I believe it comes from this google-cloud-bigquery PR deployed in version 3.26.0.
From what I understood, when the user experiences a rateLimitExceeded condition, Google now raises an http.client.TooManyRequests instead of a http.client.FORBIDEN.
The issue is that Ray retries the wirting of single blocks only for Forbidden exceptions. In Ray's bigquery_datasink.py:
except exceptions.Forbidden as e:
retry_cnt += 1
if retry_cnt > self.max_retry_cnt:
break
logger.info(
"A block write encountered a rate limit exceeded error"
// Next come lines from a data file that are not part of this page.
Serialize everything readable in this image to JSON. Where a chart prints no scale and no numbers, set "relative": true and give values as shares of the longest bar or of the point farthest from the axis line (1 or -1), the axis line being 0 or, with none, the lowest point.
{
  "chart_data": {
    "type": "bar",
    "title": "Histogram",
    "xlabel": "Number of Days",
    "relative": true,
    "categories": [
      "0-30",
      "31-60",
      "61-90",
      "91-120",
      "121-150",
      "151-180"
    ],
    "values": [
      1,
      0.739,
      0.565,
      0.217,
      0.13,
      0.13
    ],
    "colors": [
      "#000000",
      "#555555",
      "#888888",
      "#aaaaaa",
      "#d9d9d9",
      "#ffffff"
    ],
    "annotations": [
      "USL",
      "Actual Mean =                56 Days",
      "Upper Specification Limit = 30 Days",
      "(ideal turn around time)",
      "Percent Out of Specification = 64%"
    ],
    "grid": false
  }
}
+ f" {retry_cnt} time(s). Sleeping to try again."
)
logging.debug(e)
time.sleep(RATE_LIMIT_EXCEEDED_SLEEP_TIME)
A fix could be:
except (exceptions.Forbidden, exceptions.TooManyRequests)
Versions / Dependencies
python=3.10.13
ray=2.34.0
google-cloud-bigquery=3.25.0
os: Debian GNU/Linux 12 (bookworm)
Reproduction script
import pandas as pd
import random
import string
import ray
PROJECT_ID = "project_id"
DATASET = "dataset_name.table_name"
def random_string(length=5):
return ''.join(random.choices(string.ascii_letters, k=length))
data = {
"col1": [random_string() for _ in range(100_000_000)],
"col2": [random_string() for _ in range(100_000_000)],
"col3": [random_string() for _ in range(100_000_000)],
}
df = pd.DataFrame(data)
ray.init()
ray_dataset = ray.data.from_pandas(df)
ray_dataset.write_bigquery(
project_id=PROJECT_ID,
dataset=DATASET,
overwrite_table=True
)
Issue Severity
Medium: It is a significant difficulty but I can work around it.